Segundo o governante, este sistema tem como objectivo a vigilância e controlo do espaço marítimo, desde as suas águas interiores até à zona económica exclusiva, além de ter recursos essenciais e necessários para fazer valer o “Estado de direito no mar”, através de uma presença física e vigilância electrónica permanente das suas águas, capacitando-se para responder eficazmente a situações que possam acontecer dentro da sua área de jurisdição marítima.

“Como é do conhecimento geral, a segurança no mar é um tema que faz parte da agenda internacional actual. A paz mundial e a prosperidade dos países dependem, em grande medida, da segurança no âmbito marítimo global — portos, costas, águas territoriais e alto mar”, sublinhou.
Para ele, as novas estratégias marítimas nacionais que vão emergindo no mundo têm sido concebidas para reconhecer as mudanças e os desafios provenientes da globalização nos mares.

Importância
Na visão do governante, o aumento progressivo da actividade marítima ao longo dos séculos produziu um sistema internacional de comércio de tamanho e vivacidade “prodigiosos”, uma vez que tem sido maior e mais importante o papel que o mar tem no desenvolvimento dos países.

Segundo indica, cada ano perto de 50 mil navios de grande porte navegam na bacia atlântica, transportando quase 80 por cento do comércio mundial, incluindo 60 por cento de todo o petróleo produzido, e mais de 11 milhões de passageiros.

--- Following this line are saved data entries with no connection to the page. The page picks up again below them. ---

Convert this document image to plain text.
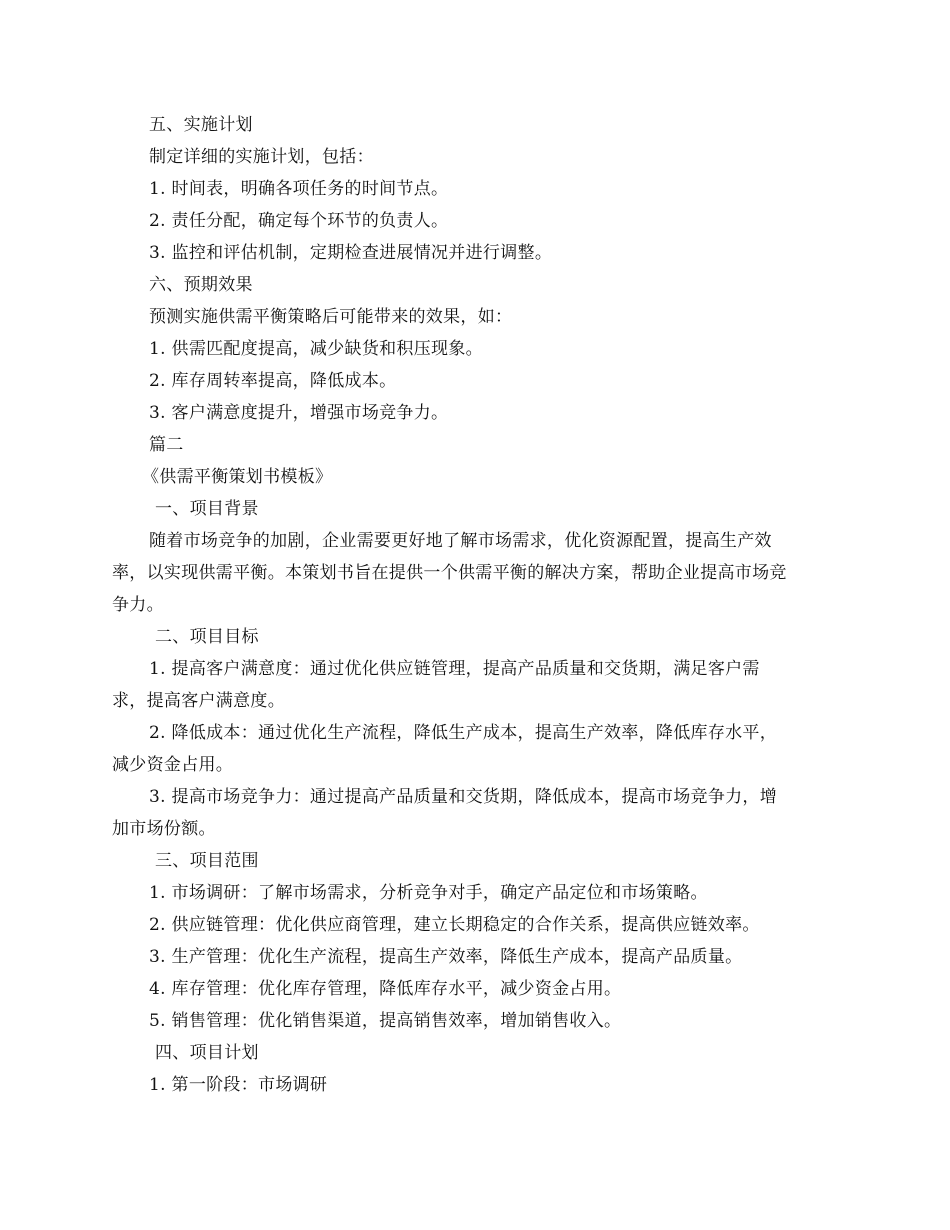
五、实施计划
制定详细的实施计划，包括：
1. 时间表，明确各项任务的时间节点。
2. 责任分配，确定每个环节的负责人。
3. 监控和评估机制，定期检查进展情况并进行调整。
六、预期效果
预测实施供需平衡策略后可能带来的效果，如：
1. 供需匹配度提高，减少缺货和积压现象。
2. 库存周转率提高，降低成本。
3. 客户满意度提升，增强市场竞争力。
篇二
《供需平衡策划书模板》
一、项目背景
随着市场竞争的加剧，企业需要更好地了解市场需求，优化资源配置，提高生产效
率，以实现供需平衡。本策划书旨在提供一个供需平衡的解决方案，帮助企业提高市场竞
争力。
二、项目目标
1. 提高客户满意度：通过优化供应链管理，提高产品质量和交货期，满足客户需
求，提高客户满意度。
2. 降低成本：通过优化生产流程，降低生产成本，提高生产效率，降低库存水平，
减少资金占用。
3. 提高市场竞争力：通过提高产品质量和交货期，降低成本，提高市场竞争力，增
加市场份额。
三、项目范围
1. 市场调研：了解市场需求，分析竞争对手，确定产品定位和市场策略。
2. 供应链管理：优化供应商管理，建立长期稳定的合作关系，提高供应链效率。
3. 生产管理：优化生产流程，提高生产效率，降低生产成本，提高产品质量。
4. 库存管理：优化库存管理，降低库存水平，减少资金占用。
5. 销售管理：优化销售渠道，提高销售效率，增加销售收入。
四、项目计划
1. 第一阶段：市场调研
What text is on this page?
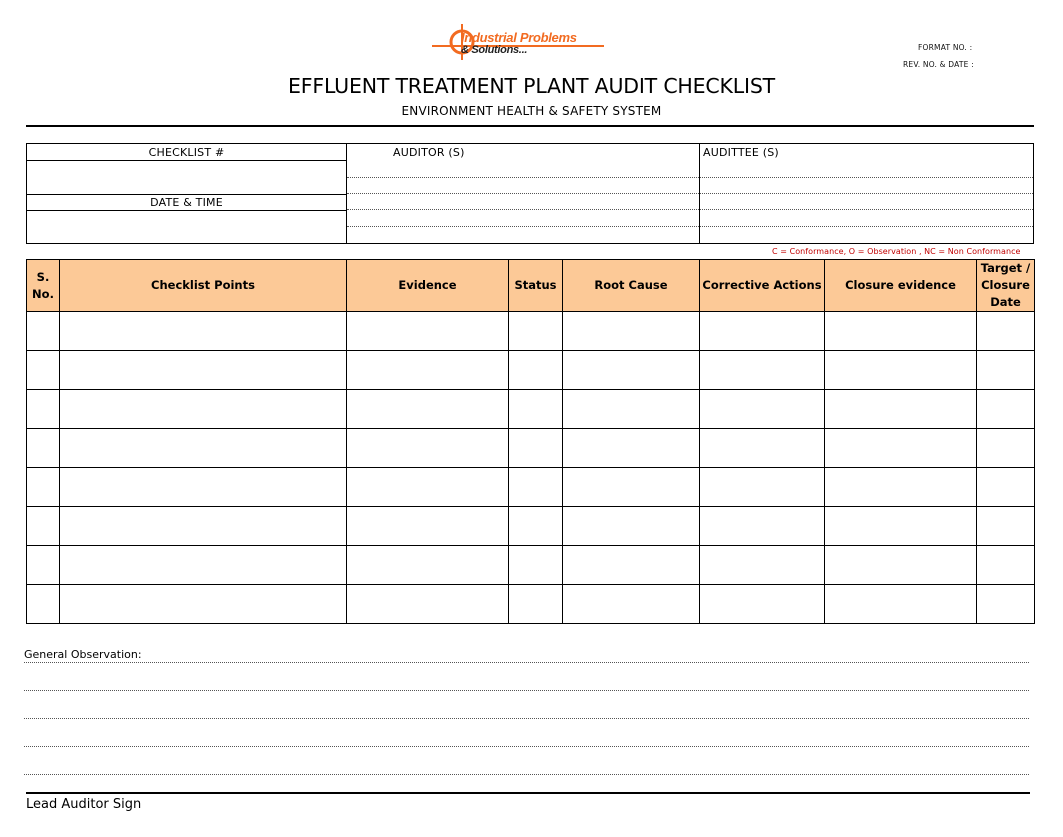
Industrial Problems
& Solutions...	FORMAT NO. :
REV. NO. & DATE :
EFFLUENT TREATMENT PLANT AUDIT CHECKLIST
ENVIRONMENT HEALTH & SAFETY SYSTEM
CHECKLIST #
DATE & TIME
AUDITOR (S)	AUDITTEE (S)
C = Conformance, O = Observation , NC = Non Conformance
S. No.	Checklist Points	Evidence	Status	Root Cause	Corrective Actions	Closure evidence	Target / Closure Date

General Observation:
Lead Auditor Sign
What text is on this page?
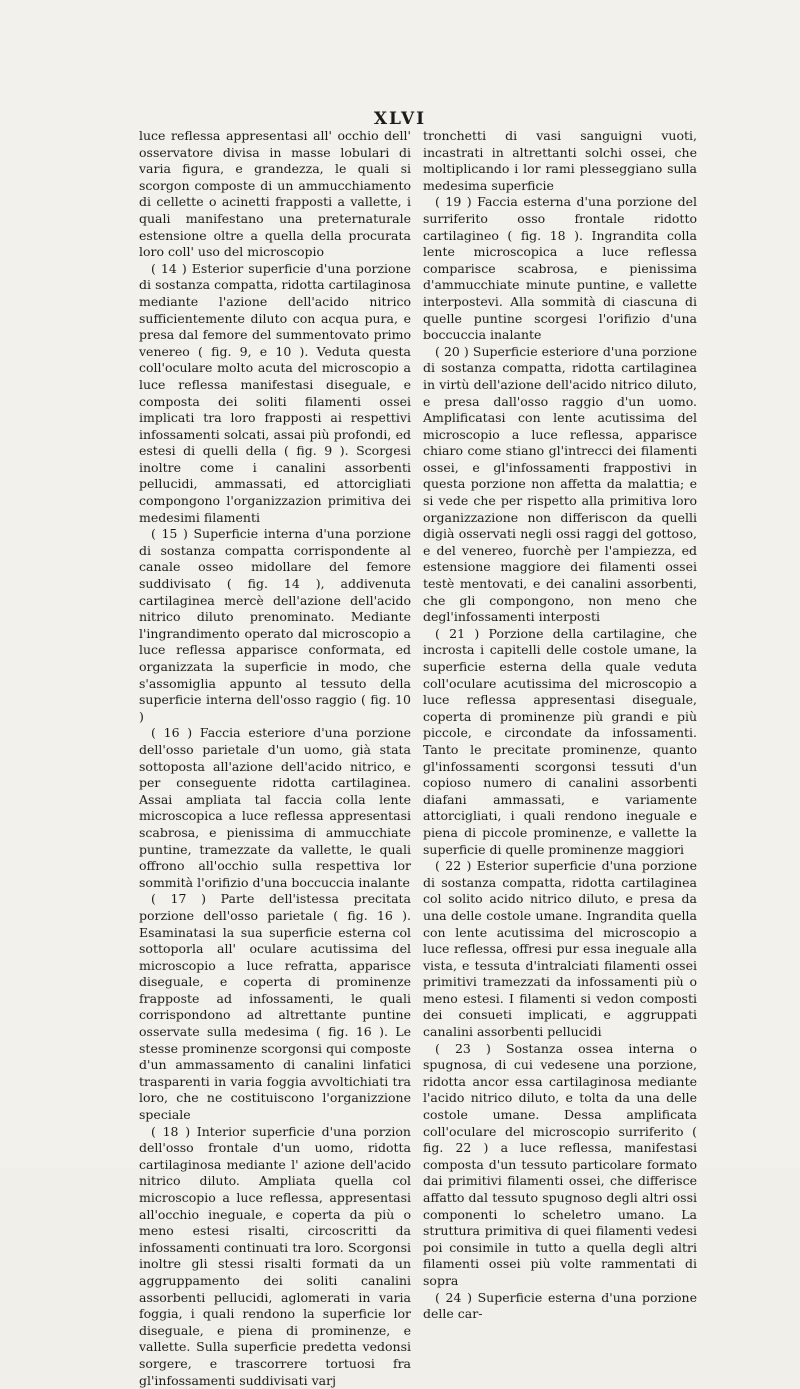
XLVI

luce reflessa appresentasi all' occhio dell' osservatore divisa in masse lobulari di varia figura, e grandezza, le quali si scorgon composte di un ammucchiamento di cellette o acinetti frapposti a vallette, i quali manifestano una preternaturale estensione oltre a quella della procurata loro coll' uso del microscopio

( 14 ) Esterior superficie d'una porzione di sostanza compatta, ridotta cartilaginosa mediante l'azione dell'acido nitrico sufficientemente diluto con acqua pura, e presa dal femore del summentovato primo venereo ( fig. 9, e 10 ). Veduta questa coll'oculare molto acuta del microscopio a luce reflessa manifestasi diseguale, e composta dei soliti filamenti ossei implicati tra loro frapposti ai respettivi infossamenti solcati, assai più profondi, ed estesi di quelli della ( fig. 9 ). Scorgesi inoltre come i canalini assorbenti pellucidi, ammassati, ed attorcigliati compongono l'organizzazion primitiva dei medesimi filamenti

( 15 ) Superficie interna d'una porzione di sostanza compatta corrispondente al canale osseo midollare del femore suddivisato ( fig. 14 ), addivenuta cartilaginea mercè dell'azione dell'acido nitrico diluto prenominato. Mediante l'ingrandimento operato dal microscopio a luce reflessa apparisce conformata, ed organizzata la superficie in modo, che s'assomiglia appunto al tessuto della superficie interna dell'osso raggio ( fig. 10 )

( 16 ) Faccia esteriore d'una porzione dell'osso parietale d'un uomo, già stata sottoposta all'azione dell'acido nitrico, e per conseguente ridotta cartilaginea. Assai ampliata tal faccia colla lente microscopica a luce reflessa appresentasi scabrosa, e pienissima di ammucchiate puntine, tramezzate da vallette, le quali offrono all'occhio sulla respettiva lor sommità l'orifizio d'una boccuccia inalante

( 17 ) Parte dell'istessa precitata porzione dell'osso parietale ( fig. 16 ). Esaminatasi la sua superficie esterna col sottoporla all' oculare acutissima del microscopio a luce refratta, apparisce diseguale, e coperta di prominenze frapposte ad infossamenti, le quali corrispondono ad altrettante puntine osservate sulla medesima ( fig. 16 ). Le stesse prominenze scorgonsi qui composte d'un ammassamento di canalini linfatici trasparenti in varia foggia avvoltichiati tra loro, che ne costituiscono l'organizzione speciale

( 18 ) Interior superficie d'una porzion dell'osso frontale d'un uomo, ridotta cartilaginosa mediante l' azione dell'acido nitrico diluto. Ampliata quella col microscopio a luce reflessa, appresentasi all'occhio ineguale, e coperta da più o meno estesi risalti, circoscritti da infossamenti continuati tra loro. Scorgonsi inoltre gli stessi risalti formati da un aggruppamento dei soliti canalini assorbenti pellucidi, aglomerati in varia foggia, i quali rendono la superficie lor diseguale, e piena di prominenze, e vallette. Sulla superficie predetta vedonsi sorgere, e trascorrere tortuosi fra gl'infossamenti suddivisati varj

tronchetti di vasi sanguigni vuoti, incastrati in altrettanti solchi ossei, che moltiplicando i lor rami plesseggiano sulla medesima superficie

( 19 ) Faccia esterna d'una porzione del surriferito osso frontale ridotto cartilagineo ( fig. 18 ). Ingrandita colla lente microscopica a luce reflessa comparisce scabrosa, e pienissima d'ammucchiate minute puntine, e vallette interpostevi. Alla sommità di ciascuna di quelle puntine scorgesi l'orifizio d'una boccuccia inalante

( 20 ) Superficie esteriore d'una porzione di sostanza compatta, ridotta cartilaginea in virtù dell'azione dell'acido nitrico diluto, e presa dall'osso raggio d'un uomo. Amplificatasi con lente acutissima del microscopio a luce reflessa, apparisce chiaro come stiano gl'intrecci dei filamenti ossei, e gl'infossamenti frappostivi in questa porzione non affetta da malattia; e si vede che per rispetto alla primitiva loro organizzazione non differiscon da quelli digià osservati negli ossi raggi del gottoso, e del venereo, fuorchè per l'ampiezza, ed estensione maggiore dei filamenti ossei testè mentovati, e dei canalini assorbenti, che gli compongono, non meno che degl'infossamenti interposti

( 21 ) Porzione della cartilagine, che incrosta i capitelli delle costole umane, la superficie esterna della quale veduta coll'oculare acutissima del microscopio a luce reflessa appresentasi diseguale, coperta di prominenze più grandi e più piccole, e circondate da infossamenti. Tanto le precitate prominenze, quanto gl'infossamenti scorgonsi tessuti d'un copioso numero di canalini assorbenti diafani ammassati, e variamente attorcigliati, i quali rendono ineguale e piena di piccole prominenze, e vallette la superficie di quelle prominenze maggiori

( 22 ) Esterior superficie d'una porzione di sostanza compatta, ridotta cartilaginea col solito acido nitrico diluto, e presa da una delle costole umane. Ingrandita quella con lente acutissima del microscopio a luce reflessa, offresi pur essa ineguale alla vista, e tessuta d'intralciati filamenti ossei primitivi tramezzati da infossamenti più o meno estesi. I filamenti si vedon composti dei consueti implicati, e aggruppati canalini assorbenti pellucidi

( 23 ) Sostanza ossea interna o spugnosa, di cui vedesene una porzione, ridotta ancor essa cartilaginosa mediante l'acido nitrico diluto, e tolta da una delle costole umane. Dessa amplificata coll'oculare del microscopio surriferito ( fig. 22 ) a luce reflessa, manifestasi composta d'un tessuto particolare formato dai primitivi filamenti ossei, che differisce affatto dal tessuto spugnoso degli altri ossi componenti lo scheletro umano. La struttura primitiva di quei filamenti vedesi poi consimile in tutto a quella degli altri filamenti ossei più volte rammentati di sopra

( 24 ) Superficie esterna d'una porzione delle car-
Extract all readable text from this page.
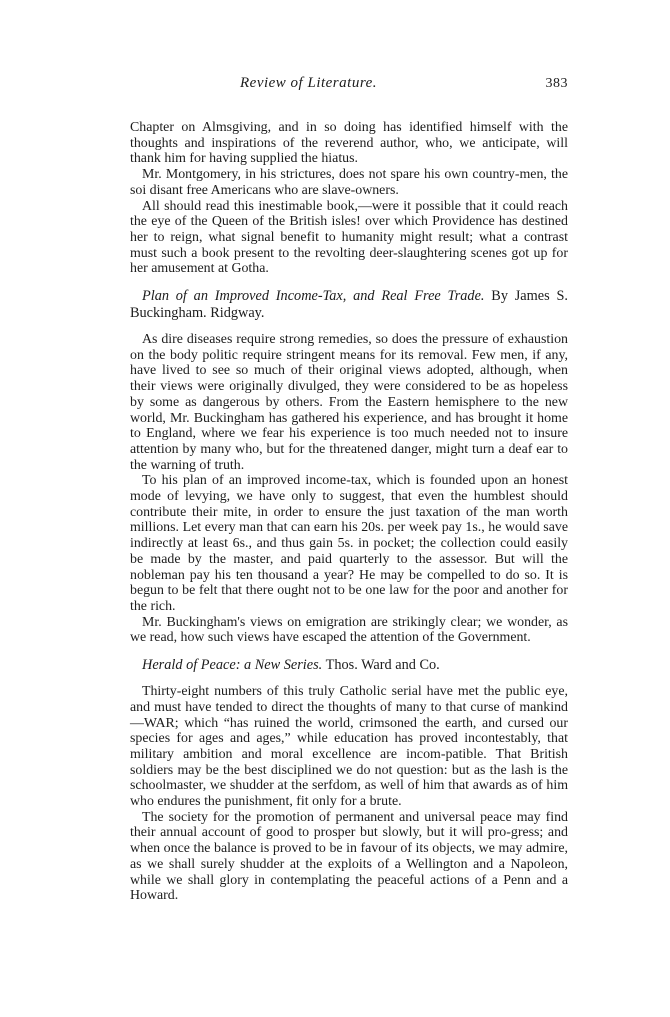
Review of Literature.	383

Chapter on Almsgiving, and in so doing has identified himself with the thoughts and inspirations of the reverend author, who, we anticipate, will thank him for having supplied the hiatus.

Mr. Montgomery, in his strictures, does not spare his own country-men, the soi disant free Americans who are slave-owners.

All should read this inestimable book,—were it possible that it could reach the eye of the Queen of the British isles! over which Providence has destined her to reign, what signal benefit to humanity might result; what a contrast must such a book present to the revolting deer-slaughtering scenes got up for her amusement at Gotha.

Plan of an Improved Income-Tax, and Real Free Trade. By James S. Buckingham. Ridgway.

As dire diseases require strong remedies, so does the pressure of exhaustion on the body politic require stringent means for its removal. Few men, if any, have lived to see so much of their original views adopted, although, when their views were originally divulged, they were considered to be as hopeless by some as dangerous by others. From the Eastern hemisphere to the new world, Mr. Buckingham has gathered his experience, and has brought it home to England, where we fear his experience is too much needed not to insure attention by many who, but for the threatened danger, might turn a deaf ear to the warning of truth.

To his plan of an improved income-tax, which is founded upon an honest mode of levying, we have only to suggest, that even the humblest should contribute their mite, in order to ensure the just taxation of the man worth millions. Let every man that can earn his 20s. per week pay 1s., he would save indirectly at least 6s., and thus gain 5s. in pocket; the collection could easily be made by the master, and paid quarterly to the assessor. But will the nobleman pay his ten thousand a year? He may be compelled to do so. It is begun to be felt that there ought not to be one law for the poor and another for the rich.

Mr. Buckingham's views on emigration are strikingly clear; we wonder, as we read, how such views have escaped the attention of the Government.

Herald of Peace: a New Series. Thos. Ward and Co.

Thirty-eight numbers of this truly Catholic serial have met the public eye, and must have tended to direct the thoughts of many to that curse of mankind—WAR; which “has ruined the world, crimsoned the earth, and cursed our species for ages and ages,” while education has proved incontestably, that military ambition and moral excellence are incom-patible. That British soldiers may be the best disciplined we do not question: but as the lash is the schoolmaster, we shudder at the serfdom, as well of him that awards as of him who endures the punishment, fit only for a brute.

The society for the promotion of permanent and universal peace may find their annual account of good to prosper but slowly, but it will pro-gress; and when once the balance is proved to be in favour of its objects, we may admire, as we shall surely shudder at the exploits of a Wellington and a Napoleon, while we shall glory in contemplating the peaceful actions of a Penn and a Howard.
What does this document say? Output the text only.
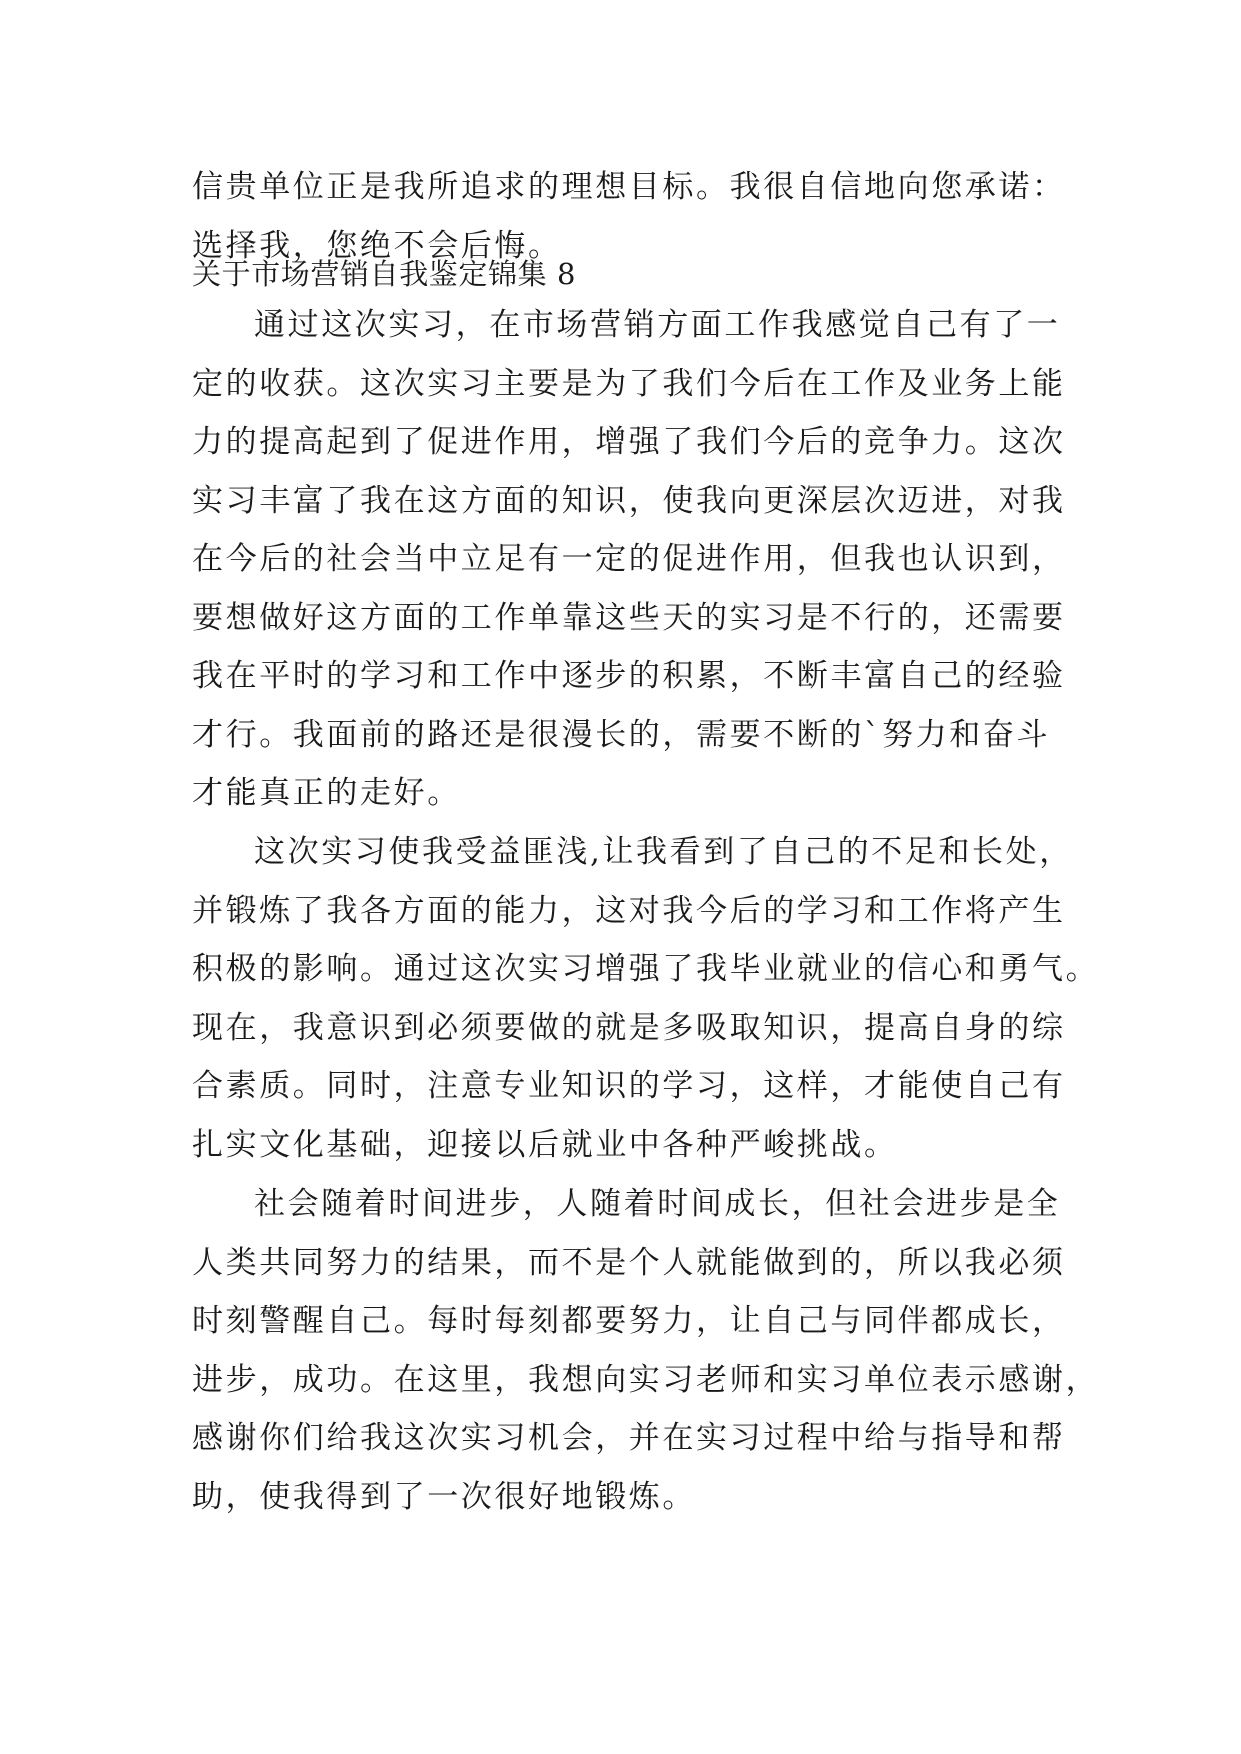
信贵单位正是我所追求的理想目标。我很自信地向您承诺：
选择我，您绝不会后悔。
关于市场营销自我鉴定锦集 8
通过这次实习，在市场营销方面工作我感觉自己有了一
定的收获。这次实习主要是为了我们今后在工作及业务上能
力的提高起到了促进作用，增强了我们今后的竞争力。这次
实习丰富了我在这方面的知识，使我向更深层次迈进，对我
在今后的社会当中立足有一定的促进作用，但我也认识到，
要想做好这方面的工作单靠这些天的实习是不行的，还需要
我在平时的学习和工作中逐步的积累，不断丰富自己的经验
才行。我面前的路还是很漫长的，需要不断的`努力和奋斗
才能真正的走好。
这次实习使我受益匪浅,让我看到了自己的不足和长处，
并锻炼了我各方面的能力，这对我今后的学习和工作将产生
积极的影响。通过这次实习增强了我毕业就业的信心和勇气。
现在，我意识到必须要做的就是多吸取知识，提高自身的综
合素质。同时，注意专业知识的学习，这样，才能使自己有
扎实文化基础，迎接以后就业中各种严峻挑战。
社会随着时间进步，人随着时间成长，但社会进步是全
人类共同努力的结果，而不是个人就能做到的，所以我必须
时刻警醒自己。每时每刻都要努力，让自己与同伴都成长，
进步，成功。在这里，我想向实习老师和实习单位表示感谢，
感谢你们给我这次实习机会，并在实习过程中给与指导和帮
助，使我得到了一次很好地锻炼。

O ministro dos Transportes entende que a dimensão intercontinental, as especificidades regionais e o facto de ser um oceano “ultra-profundo”, são características distintivas únicas que podem ser consideradas como o “ADN” da bacia Atlântica.

O responsável defende parcerias em várias vertentes que funcionarão como pilares decorrentes, no âmbito da segurança e defesa mais sistemática nas águas atlânticas.